Tell an Authentic Story to Build Your Brand
Identify specific and authentic character traits that are factors in consumers’ decisions on what they'll purchase. The more qualities you can list, the more likely you’ll be able to predict their behaviors, preparing you with an approach to meet their needs. Meeting consumers’ needs means making sales.
But for the process to work, you must write the “story.” Otherwise, you’ll continue to think of your prospects in vague or general terms. Your prospects are real people, not a demographic group.
2. Tell a story about how you helped solve a customer's problem. In this scenario, you’re an architect who designed a new office for a business consulting firm. Describe how the business operated before you entered the picture — e.g., clients met with the principal in her living room or at a Starbucks. With the office you created for her, she looks more professional; clients see her as more successful.

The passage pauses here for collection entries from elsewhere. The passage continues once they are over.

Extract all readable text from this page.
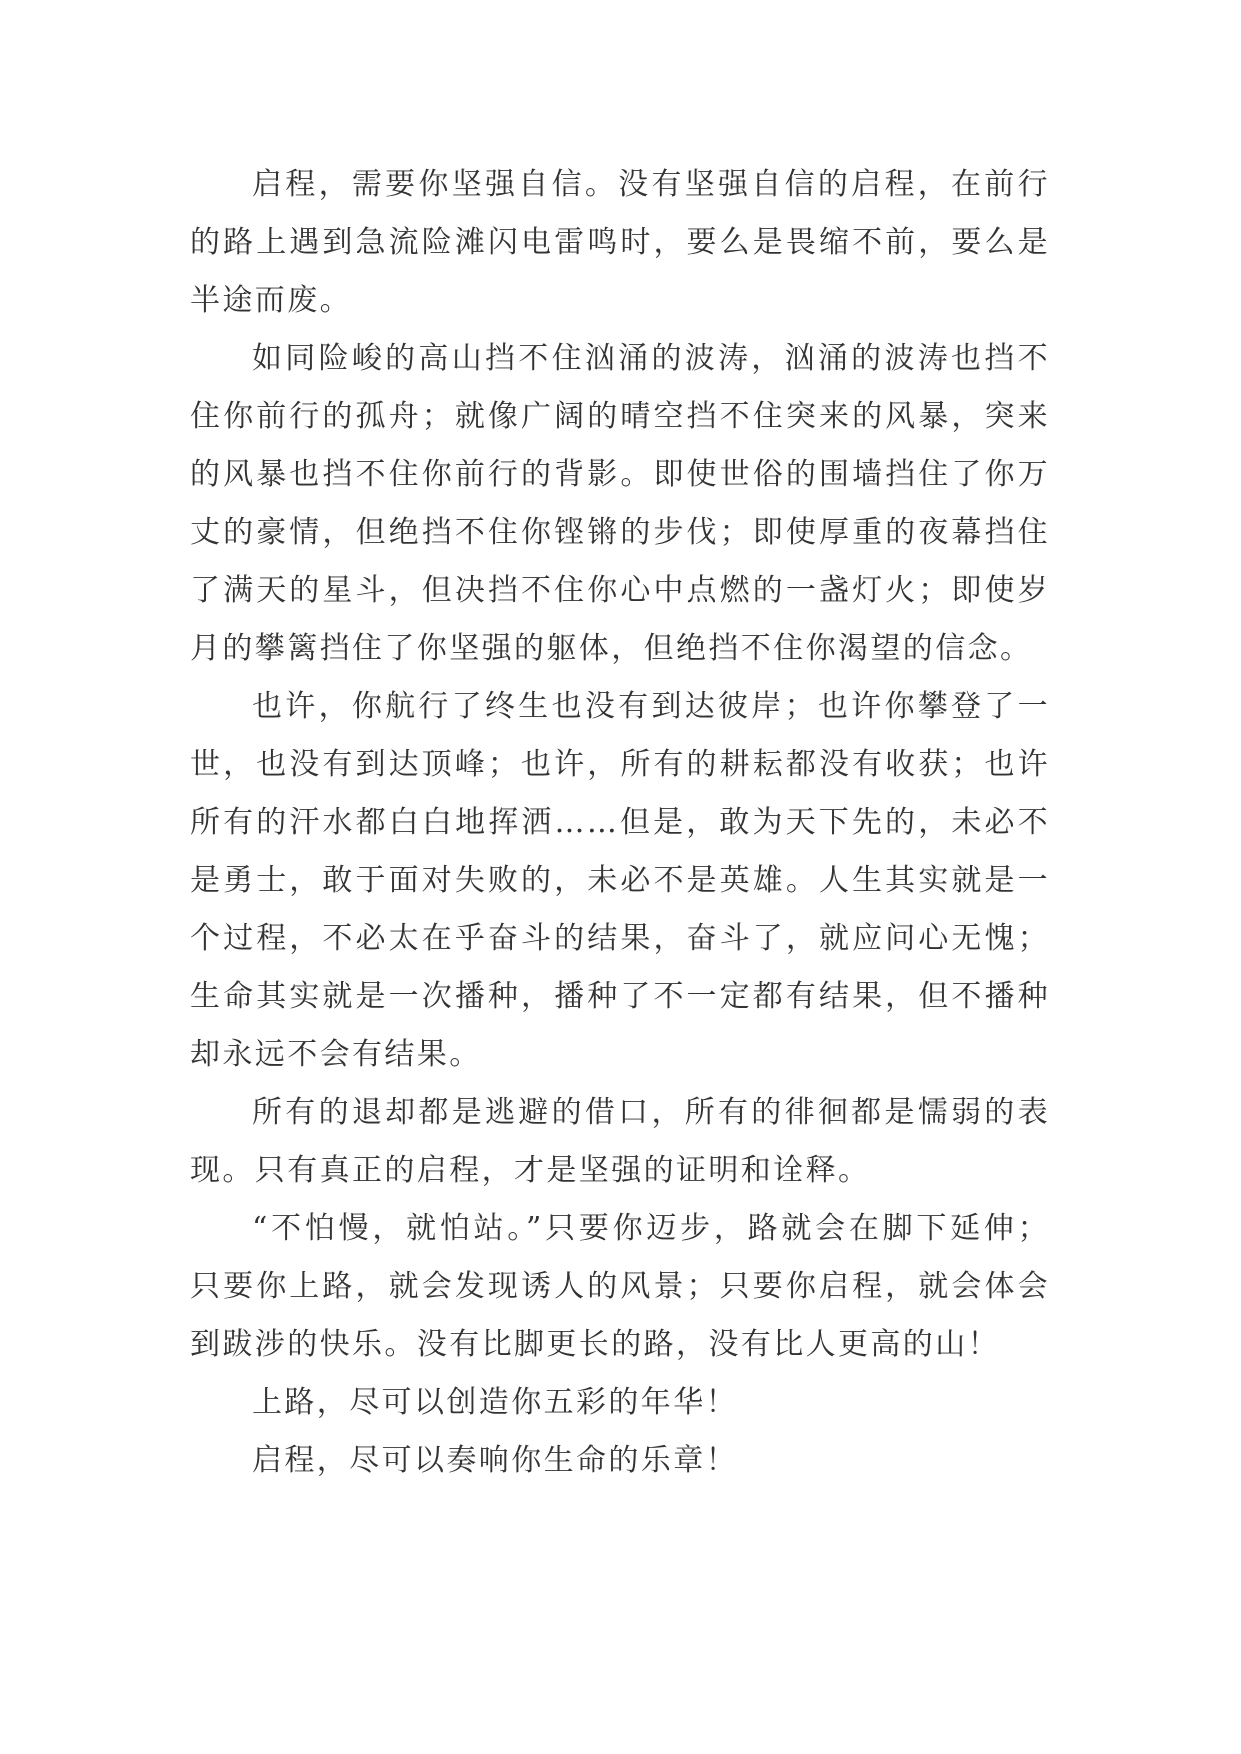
启程，需要你坚强自信。没有坚强自信的启程，在前行的路上遇到急流险滩闪电雷鸣时，要么是畏缩不前，要么是半途而废。

如同险峻的高山挡不住汹涌的波涛，汹涌的波涛也挡不住你前行的孤舟；就像广阔的晴空挡不住突来的风暴，突来的风暴也挡不住你前行的背影。即使世俗的围墙挡住了你万丈的豪情，但绝挡不住你铿锵的步伐；即使厚重的夜幕挡住了满天的星斗，但决挡不住你心中点燃的一盏灯火；即使岁月的攀篱挡住了你坚强的躯体，但绝挡不住你渴望的信念。

也许，你航行了终生也没有到达彼岸；也许你攀登了一世，也没有到达顶峰；也许，所有的耕耘都没有收获；也许所有的汗水都白白地挥洒……但是，敢为天下先的，未必不是勇士，敢于面对失败的，未必不是英雄。人生其实就是一个过程，不必太在乎奋斗的结果，奋斗了，就应问心无愧；生命其实就是一次播种，播种了不一定都有结果，但不播种却永远不会有结果。

所有的退却都是逃避的借口，所有的徘徊都是懦弱的表现。只有真正的启程，才是坚强的证明和诠释。

“不怕慢，就怕站。”只要你迈步，路就会在脚下延伸；只要你上路，就会发现诱人的风景；只要你启程，就会体会到跋涉的快乐。没有比脚更长的路，没有比人更高的山！

上路，尽可以创造你五彩的年华！

启程，尽可以奏响你生命的乐章！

Because there are now fewer distractions, she's able to get more work done and increase the number of clients she serves, thereby increasing her revenue. Rather than showing prospects your architecture credentials, or pictures of past work, you're telling them how your work transformed a business, which leads to the real objective — more sales.
Again, you need to write this in story form — where there’s a beginning, middle and end — because you want readers to see and feel how the business of the character (who is actually a past client) has improved based on your actions. When people read descriptions in this form, it's easier for them to identify with the person being described.
The more they identify with the person, the more they’re likely to hire you. The story takes the reader from being a passive observer to an active participant, which leads him to want to have the same experience. Thus, he’ll want to use your services.